En ese contexto, corresponde señalar que un similar pedido fue realizado por la accionante ante el Fiscal de Materia hoy accionado, mediante memorial de 21 de diciembre de 2023, (Conclusión II.5.) quien, de acuerdo a las aseveraciones de los miembros del Tribunal de garantías, que revisaron el cuaderno de investigación remitido para su conocimiento (fs. 45 vta.); el 22 del indicado mes y año; es decir, dentro de las veinticuatro horas, dispuso inicialmente, que previo a considerar la devolución del vehículo secuestrado, la accionante debía presentar la documentación original del mismo para evidenciar su titularidad; también, de manera clara y precisa ordenó al investigador asignado al caso, identificado como el funcionario policial hoy coaccionado, la entrega de los medicamentos, recetas médicas de sus hijos menores de edad y además de sus documentos y enseres personales.

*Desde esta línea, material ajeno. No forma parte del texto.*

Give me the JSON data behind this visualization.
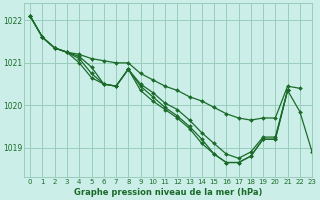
{
  "title": "Graphe pression niveau de la mer (hPa)",
  "bg_color": "#cceee8",
  "grid_color": "#99ccbb",
  "line_color": "#1a6b2a",
  "xlim": [
    -0.5,
    23
  ],
  "ylim": [
    1018.3,
    1022.4
  ],
  "yticks": [
    1019,
    1020,
    1021,
    1022
  ],
  "xtick_labels": [
    "0",
    "1",
    "2",
    "3",
    "4",
    "5",
    "6",
    "7",
    "8",
    "9",
    "10",
    "11",
    "12",
    "13",
    "14",
    "15",
    "16",
    "17",
    "18",
    "19",
    "20",
    "21",
    "22",
    "23"
  ],
  "series": [
    {
      "x": [
        0,
        1,
        2,
        3,
        4,
        5,
        6,
        7,
        8,
        9,
        10,
        11,
        12,
        13,
        14,
        15,
        16,
        17,
        18,
        19,
        20,
        21,
        22
      ],
      "y": [
        1022.1,
        1021.6,
        1021.35,
        1021.25,
        1021.2,
        1021.1,
        1021.05,
        1021.0,
        1021.0,
        1020.75,
        1020.6,
        1020.45,
        1020.35,
        1020.2,
        1020.1,
        1019.95,
        1019.8,
        1019.7,
        1019.65,
        1019.7,
        1019.7,
        1020.45,
        1020.4
      ]
    },
    {
      "x": [
        0,
        1,
        2,
        3,
        4,
        5,
        6,
        7,
        8,
        9,
        10,
        11,
        12,
        13,
        14,
        15,
        16,
        17,
        18,
        19,
        20,
        21
      ],
      "y": [
        1022.1,
        1021.6,
        1021.35,
        1021.25,
        1021.15,
        1020.9,
        1020.5,
        1020.45,
        1020.85,
        1020.5,
        1020.3,
        1020.05,
        1019.9,
        1019.65,
        1019.35,
        1019.1,
        1018.85,
        1018.75,
        1018.9,
        1019.25,
        1019.25,
        1020.35
      ]
    },
    {
      "x": [
        0,
        1,
        2,
        3,
        4,
        5,
        6,
        7,
        8,
        9,
        10,
        11,
        12,
        13,
        14,
        15,
        16,
        17,
        18,
        19,
        20,
        21
      ],
      "y": [
        1022.1,
        1021.6,
        1021.35,
        1021.25,
        1021.1,
        1020.75,
        1020.5,
        1020.45,
        1020.85,
        1020.45,
        1020.2,
        1019.95,
        1019.75,
        1019.5,
        1019.2,
        1018.85,
        1018.65,
        1018.65,
        1018.8,
        1019.2,
        1019.2,
        1020.35
      ]
    },
    {
      "x": [
        0,
        1,
        2,
        3,
        4,
        5,
        6,
        7,
        8,
        9,
        10,
        11,
        12,
        13,
        14,
        15,
        16,
        17,
        18,
        19,
        20,
        21
      ],
      "y": [
        1022.1,
        1021.6,
        1021.35,
        1021.25,
        1021.0,
        1020.65,
        1020.5,
        1020.45,
        1020.85,
        1020.35,
        1020.1,
        1019.9,
        1019.7,
        1019.45,
        1019.1,
        1018.85,
        1018.65,
        1018.65,
        1018.8,
        1019.2,
        1019.2,
        1020.35
      ]
    },
    {
      "x": [
        21,
        22,
        23
      ],
      "y": [
        1020.35,
        1019.85,
        1018.9
      ]
    }
  ]
}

Determinación que fue de conocimiento de la accionante, quien en su intervención personal en audiencia de consideración de la presente acción tutelar, claramente la reconoció que existía esa orden de entrega de los medicamentos de sus hijos; empero, que aparentemente no sabía dónde acudir ni ante quien dirigirse, siendo que el Fiscal de Materia ahora accionado al resolver su memorial de 21 de diciembre de 2023, dispuso que sea el funcionario policial hoy coaccionado como asignado al caso, el que le devuelva dichos medicamentos, las recetas, sus documentos y enseres personales.

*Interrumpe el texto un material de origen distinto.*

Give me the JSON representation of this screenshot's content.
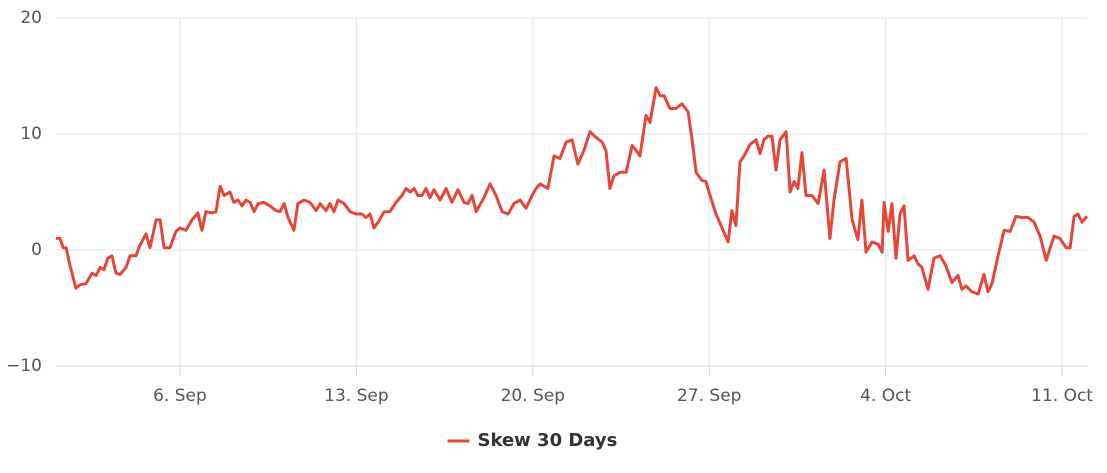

De lo referido, se tiene que la pretensión principal buscada por la accionante con esta acción tutelar, respecto a sus hijos menores de edad, relacionada con la entrega de sus medicamentos y recetas, ya fue dispuesta por autoridad competente en uso específico de sus atribuciones y que debe ser cumplida; siendo esa determinación de su total conocimiento, como se tiene señalado; por consiguiente, debe acudir donde el funcionario policial ahora coaccionado, asignado al caso para la entrega de los medicamentos de sus hijos; pese a que en audiencia de consideración de esta acción de defensa reconoció que parte de los mismos ya fue cubierta al haber obtenido una receta médica de otro médico profesional en salud para que uno de los menores de edad continúe con su tratamiento.

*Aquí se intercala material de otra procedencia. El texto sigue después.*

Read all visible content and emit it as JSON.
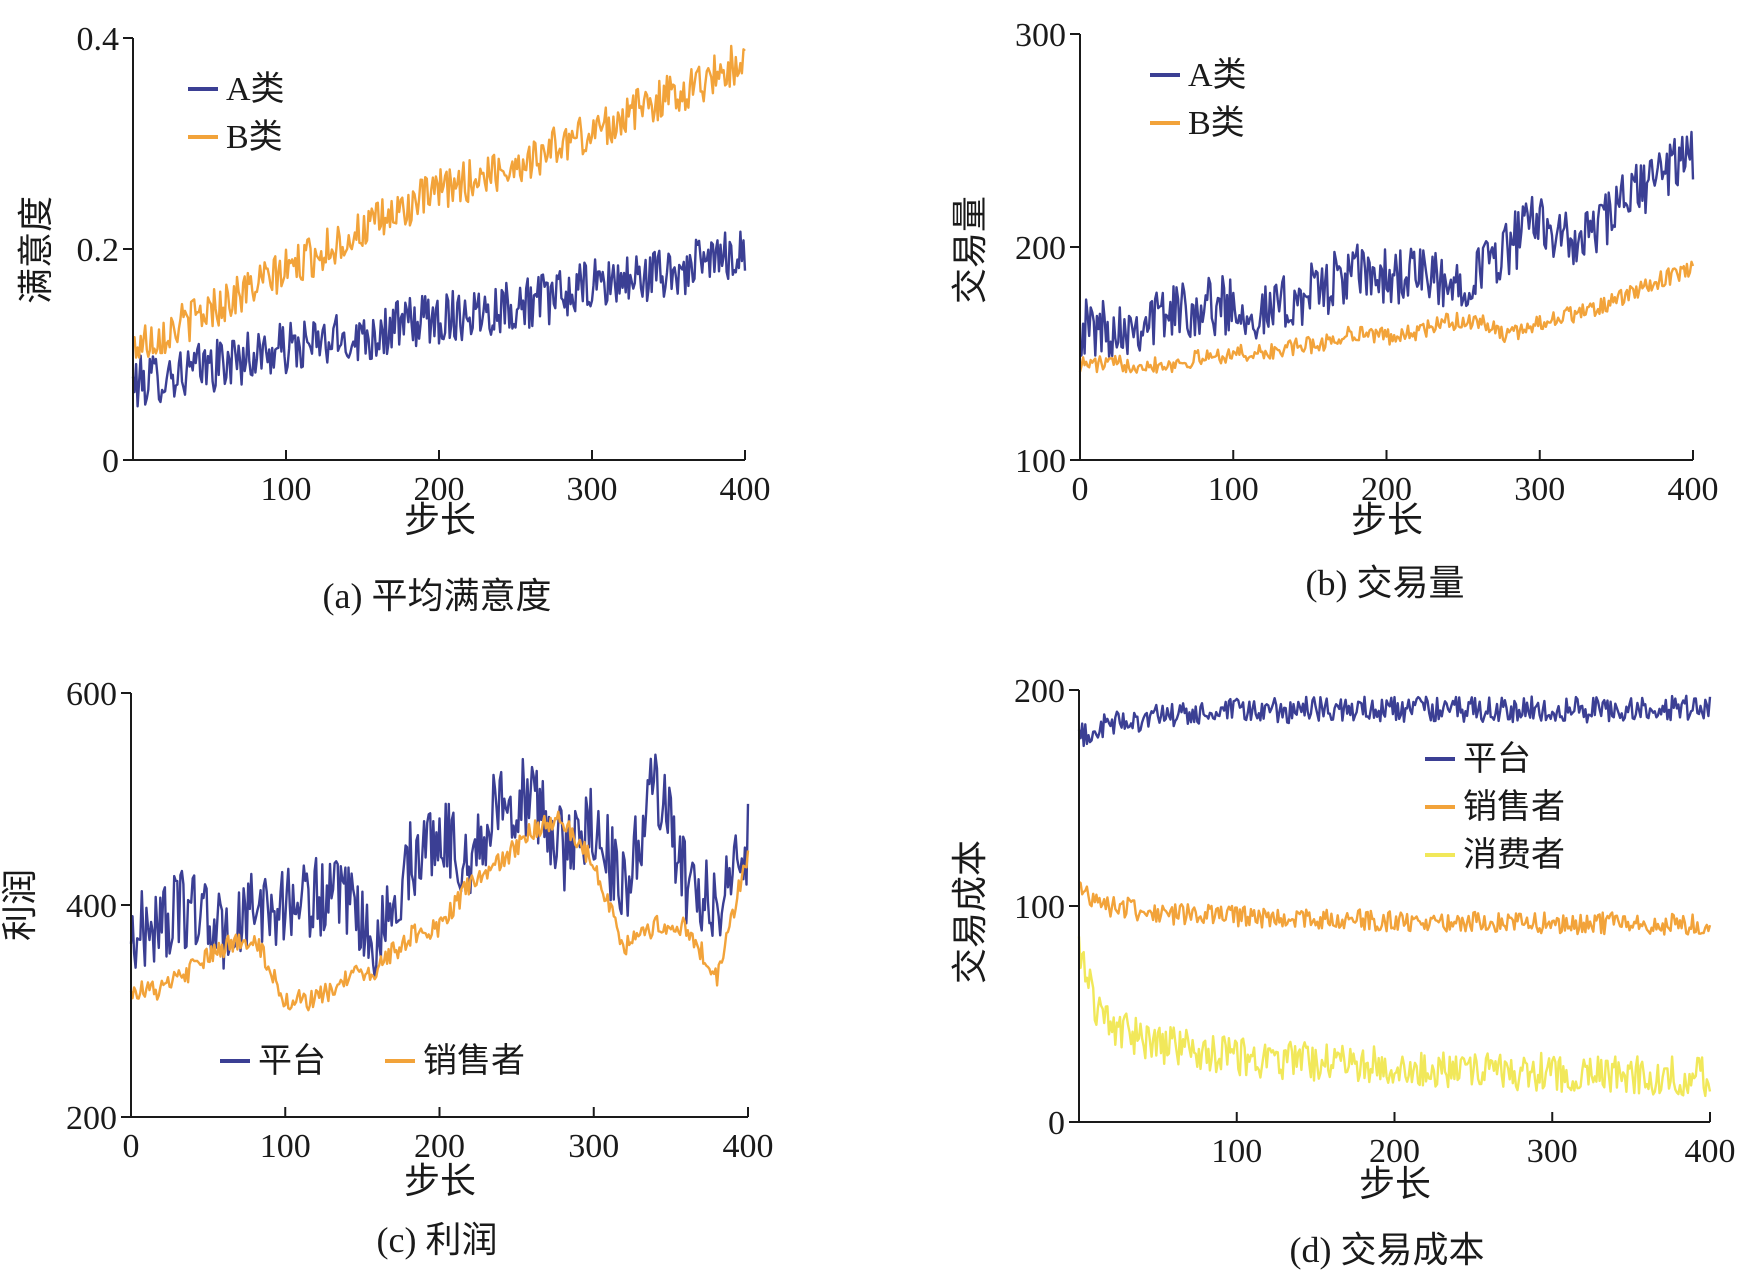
{
  "colors": {
    "axis": "#1a1a1a",
    "navy": "#3b3f94",
    "orange": "#f2a33a",
    "yellow": "#f1e85a"
  },
  "chart_data": [
    {
      "id": "a",
      "type": "line",
      "caption": "(a) 平均满意度",
      "xlabel": "步长",
      "ylabel": "满意度",
      "xlim": [
        0,
        400
      ],
      "ylim": [
        0,
        0.4
      ],
      "x_ticks": [
        100,
        200,
        300,
        400
      ],
      "x_tick_labels": [
        "100",
        "200",
        "300",
        "400"
      ],
      "y_ticks": [
        0,
        0.2,
        0.4
      ],
      "y_tick_labels": [
        "0",
        "0.2",
        "0.4"
      ],
      "legend_position": "top-left",
      "series": [
        {
          "name": "A类",
          "color": "#3b3f94",
          "x": [
            0,
            20,
            40,
            60,
            80,
            100,
            120,
            140,
            160,
            180,
            200,
            220,
            240,
            260,
            280,
            300,
            320,
            340,
            360,
            380,
            400
          ],
          "y": [
            0.072,
            0.08,
            0.085,
            0.092,
            0.1,
            0.105,
            0.11,
            0.115,
            0.12,
            0.13,
            0.135,
            0.14,
            0.145,
            0.15,
            0.155,
            0.165,
            0.17,
            0.175,
            0.18,
            0.19,
            0.2
          ],
          "noise": 0.025
        },
        {
          "name": "B类",
          "color": "#f2a33a",
          "x": [
            0,
            20,
            40,
            60,
            80,
            100,
            120,
            140,
            160,
            180,
            200,
            220,
            240,
            260,
            280,
            300,
            320,
            340,
            360,
            380,
            400
          ],
          "y": [
            0.108,
            0.12,
            0.135,
            0.15,
            0.165,
            0.18,
            0.195,
            0.21,
            0.225,
            0.24,
            0.255,
            0.265,
            0.275,
            0.285,
            0.3,
            0.31,
            0.325,
            0.34,
            0.35,
            0.365,
            0.38
          ],
          "noise": 0.02
        }
      ]
    },
    {
      "id": "b",
      "type": "line",
      "caption": "(b) 交易量",
      "xlabel": "步长",
      "ylabel": "交易量",
      "xlim": [
        0,
        400
      ],
      "ylim": [
        100,
        300
      ],
      "x_ticks": [
        0,
        100,
        200,
        300,
        400
      ],
      "x_tick_labels": [
        "0",
        "100",
        "200",
        "300",
        "400"
      ],
      "y_ticks": [
        100,
        200,
        300
      ],
      "y_tick_labels": [
        "100",
        "200",
        "300"
      ],
      "legend_position": "top-left",
      "series": [
        {
          "name": "A类",
          "color": "#3b3f94",
          "x": [
            0,
            20,
            40,
            60,
            80,
            100,
            120,
            140,
            160,
            180,
            200,
            220,
            240,
            260,
            280,
            300,
            320,
            340,
            360,
            380,
            400
          ],
          "y": [
            162,
            162,
            165,
            170,
            172,
            173,
            168,
            175,
            182,
            188,
            185,
            188,
            180,
            190,
            200,
            215,
            200,
            210,
            225,
            235,
            245
          ],
          "noise": 14
        },
        {
          "name": "B类",
          "color": "#f2a33a",
          "x": [
            0,
            20,
            40,
            60,
            80,
            100,
            120,
            140,
            160,
            180,
            200,
            220,
            240,
            260,
            280,
            300,
            320,
            340,
            360,
            380,
            400
          ],
          "y": [
            145,
            145,
            145,
            145,
            148,
            150,
            150,
            153,
            155,
            160,
            158,
            160,
            165,
            165,
            158,
            165,
            168,
            172,
            178,
            185,
            190
          ],
          "noise": 4
        }
      ]
    },
    {
      "id": "c",
      "type": "line",
      "caption": "(c) 利润",
      "xlabel": "步长",
      "ylabel": "利润",
      "xlim": [
        0,
        400
      ],
      "ylim": [
        200,
        600
      ],
      "x_ticks": [
        0,
        100,
        200,
        300,
        400
      ],
      "x_tick_labels": [
        "0",
        "100",
        "200",
        "300",
        "400"
      ],
      "y_ticks": [
        200,
        400,
        600
      ],
      "y_tick_labels": [
        "200",
        "400",
        "600"
      ],
      "legend_position": "bottom-center",
      "series": [
        {
          "name": "平台",
          "color": "#3b3f94",
          "x": [
            0,
            20,
            40,
            60,
            80,
            100,
            120,
            140,
            160,
            180,
            200,
            220,
            240,
            260,
            280,
            300,
            320,
            340,
            360,
            380,
            400
          ],
          "y": [
            370,
            385,
            400,
            370,
            395,
            400,
            410,
            400,
            360,
            440,
            470,
            440,
            500,
            500,
            450,
            480,
            410,
            520,
            420,
            400,
            460
          ],
          "noise": 38
        },
        {
          "name": "销售者",
          "color": "#f2a33a",
          "x": [
            0,
            20,
            40,
            60,
            80,
            100,
            120,
            140,
            160,
            180,
            200,
            220,
            240,
            260,
            280,
            300,
            320,
            340,
            360,
            380,
            400
          ],
          "y": [
            320,
            320,
            340,
            360,
            370,
            310,
            310,
            330,
            340,
            370,
            380,
            420,
            440,
            470,
            480,
            440,
            360,
            380,
            380,
            330,
            450
          ],
          "noise": 10
        }
      ]
    },
    {
      "id": "d",
      "type": "line",
      "caption": "(d) 交易成本",
      "xlabel": "步长",
      "ylabel": "交易成本",
      "xlim": [
        0,
        400
      ],
      "ylim": [
        0,
        200
      ],
      "x_ticks": [
        100,
        200,
        300,
        400
      ],
      "x_tick_labels": [
        "100",
        "200",
        "300",
        "400"
      ],
      "y_ticks": [
        0,
        100,
        200
      ],
      "y_tick_labels": [
        "0",
        "100",
        "200"
      ],
      "legend_position": "top-right",
      "series": [
        {
          "name": "平台",
          "color": "#3b3f94",
          "x": [
            0,
            20,
            40,
            60,
            80,
            100,
            150,
            200,
            250,
            300,
            350,
            400
          ],
          "y": [
            178,
            184,
            187,
            188,
            189,
            190,
            191,
            191,
            191,
            191,
            191,
            192
          ],
          "noise": 6
        },
        {
          "name": "销售者",
          "color": "#f2a33a",
          "x": [
            0,
            20,
            40,
            60,
            80,
            100,
            150,
            200,
            250,
            300,
            350,
            400
          ],
          "y": [
            108,
            100,
            98,
            96,
            96,
            95,
            94,
            93,
            93,
            92,
            92,
            91
          ],
          "noise": 5
        },
        {
          "name": "消费者",
          "color": "#f1e85a",
          "x": [
            0,
            10,
            20,
            40,
            60,
            80,
            100,
            150,
            200,
            250,
            300,
            350,
            400
          ],
          "y": [
            80,
            55,
            45,
            38,
            35,
            32,
            30,
            28,
            26,
            24,
            23,
            22,
            21
          ],
          "noise": 9
        }
      ]
    }
  ]
}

Y en cuanto a la devolución del vehículo, resulta razonable la determinación asumida por el Fiscal de Materia ahora accionado, de la previa presentación de la documentación del mismo, para considerar su devolución; en tal sentido, no amerita ordenar que se designe como depositaria a la accionante.
Por lo expuesto, no corresponde conceder la tutela solicitada por la parte accionante, al haberse resuelto en la vía correspondiente las pretensiones buscadas a través de esta acción de defensa.
En consecuencia, el Tribunal de garantías, al denegar la tutela solicitada, aunque con otros argumentos, obró de manera correcta.